What is the difference between a health risk assessment and health risk appraisal?
Essentially, these terms are synonymous, as they both collect and measure lifestyle factors and health risks. Most wellness and population health managers use the terms health risk assessment and health risk appraisal interchangeably.
Populations that are required to use a health risk assessment
The Affordable Care Act directed the Centers for Medicare & Medicaid Services (CMS) to require an HRA be completed as part of the Medicare Annual Wellness Visit (AWV). The Annual Wellness Visit informs care plans with the intention of reducing costs of care. CMS recognizes the value in identifying risk factors for disease and injury to help personalize care plans.
Medicaid providers must conduct a health risk assessment within 90 days of enrollment for all new enrollees in order to identify and stratify risk.

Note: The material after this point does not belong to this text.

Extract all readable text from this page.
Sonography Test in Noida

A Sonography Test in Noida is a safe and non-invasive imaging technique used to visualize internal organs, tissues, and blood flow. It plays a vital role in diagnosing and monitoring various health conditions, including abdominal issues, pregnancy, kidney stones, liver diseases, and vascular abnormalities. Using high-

The value of self-reported data for improved health outcomes
Health risk assessments collect self-reported information that is used by health and wellness professionals to identify risks, segment populations, design and implement interventions, and measure outcomes. The downside to self-reported data is that it is subject to bias. For example, individuals may not accurately recall their blood pressure or could under-report their weight or how much alcohol they drink. Clinicians around the world are familiar with the potential inaccuracy of self-reported data, but must rely on the recall and honesty of individuals when asking individuals about their mental health, dietary habits, or pain levels. And that might not be a bad thing. Recent research shows a high correlation between subjective and clinical weight measures and supports the reliability of self-reported well-being. Asking individuals about their habits and feelings—including their change readiness—gives health professionals insight into an individual’s risk of chronic diseases and which unhealthy habits an individual is ready to improve.
The Community Preventive Services Task Force recommends the use of health risk assessments that provide individuals with feedback when they are accompanied with health education programs, “with or without additional interventions.” The taskforce’s recommendation was based on a systematic review of 51 studies that looked at a range of outcome measures which concluded there is strong evidence of the effectiveness of improvements in a number of health areas, including alcohol, seatbelts, tobacco, blood pressure, cholesterol, and sick days.